2018年11月16日

あちらを立てればこちらは我慢

 最近の開口部の建具(アルミサッシ)は、住宅の省エネ化を請けて高断熱性能のサッシが主流になりつつある。

 ここY邸でもアルミサッシはアルミと樹脂の複合窓を採用している、このアルミ樹脂複合サッシの熱的性能を表す熱貫流率は、3.49W/m2K(複層ガラス:中空層の厚さ10mm)、ちなみにかつて一般的だったアルミサッシは6.51W/m2K、アルミ複層サッシは4.07W/m2K(複層ガラス、中空層の厚さ10mm)である、貫流率は小さい値のほうが性能が高い。

 性能は向上し万々歳というわけにも行かない、メリットあればデメリットもある、当然コストも上昇し、ガラスが複層になっただけサッシの障子も重くなる、写真は高さ90cmのサッシでなので、コストも重さもそれほど感じないが、掃き出しサッシともなればデメリットもずっしりと実感できる。

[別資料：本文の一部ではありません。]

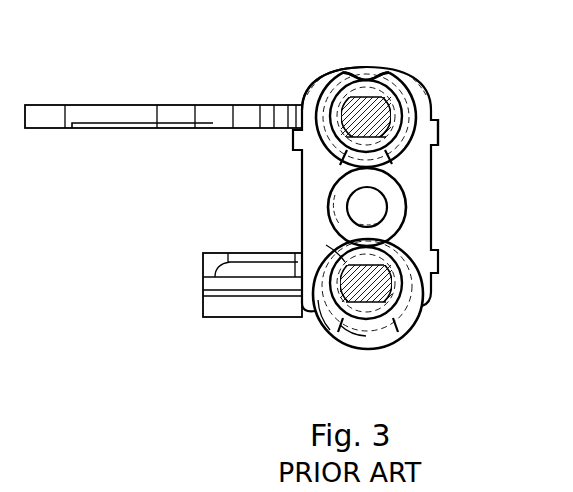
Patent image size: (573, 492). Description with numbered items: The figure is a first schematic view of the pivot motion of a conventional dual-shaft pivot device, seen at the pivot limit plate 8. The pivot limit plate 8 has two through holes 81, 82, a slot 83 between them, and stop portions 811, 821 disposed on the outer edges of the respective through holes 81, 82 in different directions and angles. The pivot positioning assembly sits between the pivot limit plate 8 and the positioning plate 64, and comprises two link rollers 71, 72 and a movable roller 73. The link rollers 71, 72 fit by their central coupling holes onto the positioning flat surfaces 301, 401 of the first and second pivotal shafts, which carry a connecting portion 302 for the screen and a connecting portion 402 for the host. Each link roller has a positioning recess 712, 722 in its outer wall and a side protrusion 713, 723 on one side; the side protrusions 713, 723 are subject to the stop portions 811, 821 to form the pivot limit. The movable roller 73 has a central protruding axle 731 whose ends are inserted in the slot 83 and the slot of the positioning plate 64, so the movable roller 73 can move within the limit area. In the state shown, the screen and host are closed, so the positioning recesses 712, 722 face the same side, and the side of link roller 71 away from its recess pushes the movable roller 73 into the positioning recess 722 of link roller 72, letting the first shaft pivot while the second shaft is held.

The pivot limit plate 8 is at (298, 85).
The through hole 81 is at (400, 64).
The stop portion 811 is at (432, 83).
The positioning recess 712 is at (367, 76).
The positioning flat surface 301 is at (316, 80).
The link roller 71 is at (438, 122).
The side protrusion 713 is at (395, 161).
The positioning plate 64 is at (403, 168).
The movable roller 73 is at (400, 233).
The axle 731 is at (368, 208).
The slot 83 is at (356, 190).
The through hole 82 is at (346, 256).
The link roller 72 is at (415, 307).
The positioning recess 722 is at (368, 292).
The side protrusion 723 is at (395, 328).
The stop portion 821 is at (312, 318).
The positioning flat surface 401 is at (360, 308).
The connecting portion 302 is at (147, 105).
The connecting portion 402 is at (235, 253).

 障子が重くなっただけ、動きも重くなる、動き出せばさほどでもないが、動きだしは摩擦抵抗も大きくかなり力がいる、特に高齢者の場合、開閉(特に開るとき)に難儀を来す。

 しかし、この開きにくくなった主な原因は、重くなったことよりサッシ性能アップにあるようだ、高性能サッシに限らないが気密性は重要な性能で空気の漏れは大敵だ。

 特に高性能な断熱サッシは、すきま風のや空気の漏れを嫌う、それを防ぐため障子と枠の間をゴム製のピンチブロックで負塞いでいる、下図の矢印の部品がそう。
  あちらを立てればこちらは我慢

 すべりを妨げるように働く抵抗力すなわち”滑り摩擦抵抗”は、動き出してから掛かる”ころがり摩擦”より大きい、我々の暮らしの至るシーンでこのことは実感しているはず、ピンチブロックがゴム製だであれば、滑りにくさはなおさらだ。

 メーカーもそんな事態を考慮してサポート部品をオプションで用意はしているけれど………。

 「あちらを立てればこちらは我慢 」とならないような配慮が必要だろう、設計者としても、あちらを立ててこちらも立つような工夫を心がけたい。